In other news, mostly election-related:

  • One for Charles: 8-Day Campaign Finance Reports for RISD. This comes from a new-to-me local blog that covers Richardson, the suburb nearest to my house (I’m zoned to RISD but live in Dallas city limits). I’ll be keeping an eye on Mr Steger’s work from here on in.
  • Christian activists are fighting to glorify God in a suburban Texas school district. This is Grapevine-Colleyville ISD, and the article is a good primer on the Christian nationalist push into local school districts and the Patriot Mobile funding connection. One piece of information that’s new to me in this article but doesn’t surprise me in the least is that Ted Cruz’s pastor father is involved in Patriot Mobile. One more reason to get Cruz out of the Senate.
  • Related: This first-person account of the ongoing problems in GCISD. “We’re all out here voting for Republicans and being told a leftist takeover is happening in our schools.” I found this via Frankin Strong’s substack, which I once again commend to your attention.
  • Also in education news, but not about the election: Dallas ISD Superintendent Declares ‘State of Emergency’ on School Pay. “The appeal comes from roughly a dozen districts in the North Texas area, including Mesquite, Richardson, Frisco and Plano ISDs.” These are the suburban districts that kids get out of DISD to attend, so they’re better off than DISD. All of our public schools need more money; please keep that in mind as you vote, and particularly in races where the candidates favor vouchers and other means of putting public money into private schools.

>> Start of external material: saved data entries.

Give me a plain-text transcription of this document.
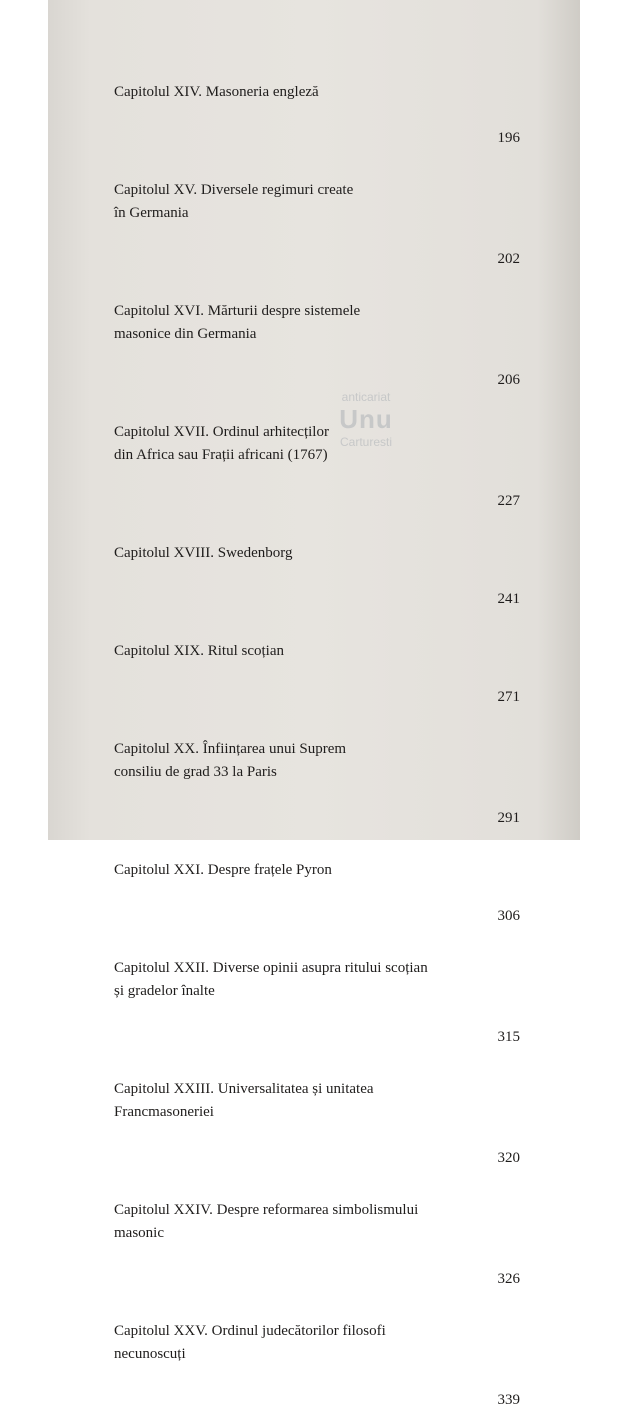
Capitolul XIV. Masoneria engleză

196

Capitolul XV. Diversele regimuri create
în Germania

202

Capitolul XVI. Mărturii despre sistemele
masonice din Germania

206

Capitolul XVII. Ordinul arhitecților
din Africa sau Frații africani (1767)

227

Capitolul XVIII. Swedenborg

241

Capitolul XIX. Ritul scoțian

271

Capitolul XX. Înființarea unui Suprem
consiliu de grad 33 la Paris

291

Capitolul XXI. Despre frațele Pyron

306

Capitolul XXII. Diverse opinii asupra ritului scoțian
și gradelor înalte

315

Capitolul XXIII. Universalitatea și unitatea
Francmasoneriei

320

Capitolul XXIV. Despre reformarea simbolismului
masonic

326

Capitolul XXV. Ordinul judecătorilor filosofi
necunoscuți

339

anticariat
Unu
Carturesti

  • Nonpartisan no more? PACs and donors shift the scales on fundraising power in Fort Worth. Some interesting numbers and detail on PAC donations for folks following Tarrant County. It’s easy to be nonpartisan when most everyone is a member of the same party, but things don’t work that way in 2023 and certainly not in the last reddish urban area in Texas.
  • In stories I thought might take the lead in today’s Dispatches, the DMN had an editorial about our only governor’s recent foot-in-mouth handling of the recent mass shooting in Cleveland: Texas’ latest mass shooting is about guns, not immigration (Archive link). In addition to how bad he looks to Texans, Abbott is a national embarrassment with respect to immigration policy (WaPo) on top of his many other bad policy takes. We have to vote him out.
  • Noting here that the latest on Bryan Slaton having sex with an intern too young to drink, mentioned by Charles earlier this week, got no traction with local news in Dallas.
  • The Lege is really Charles’ beat but I wanted to note this piece from the DMN: Electric vehicle owners would pay $200 annual fees under Texas bill sent to Gov. Abbott (Archive link). We’re currently considering a new car at our house, and while an additional $200 a year will just be part of the cost consideration if we decide on an EV, it’s enough to make a difference for a lot of people.
  • The Dallas Observer asks an important question: Where Do Newer Acts Fit Into SXSW Today? The answer is that SXSW is and has always been about exposure. When we lived in Austin (2007-2018), we were regular SXSW music-goers. One year we fell in love with a band called Katzenjammer that was playing in the street (Sixth is closed to vehicle traffic during the festival). We got their list of gigs and saw them several times during the festival, the last time at the late, lamented Threadgill’s, where I was interviewed by Norwegian TV. David Byrne also saw them at SXSW and they were at Bonnaroo that summer on a stage Byrne curated. (They never hit it really big in the US, alas, and broke up in 2016.) It’s not the norm, but it does happen, so some bands feel it’s worth it to work for the exposure. I’m not a musician, so I don’t have a dog in that hunt, but I can see both sides.
  • Exhibit on legendary Black lawman Bass Reeves opens at Fort Worth museum. I didn’t know about the National Multicultural Western Heritage Museum in Fort Worth but I’m going to have to check this exhibit out.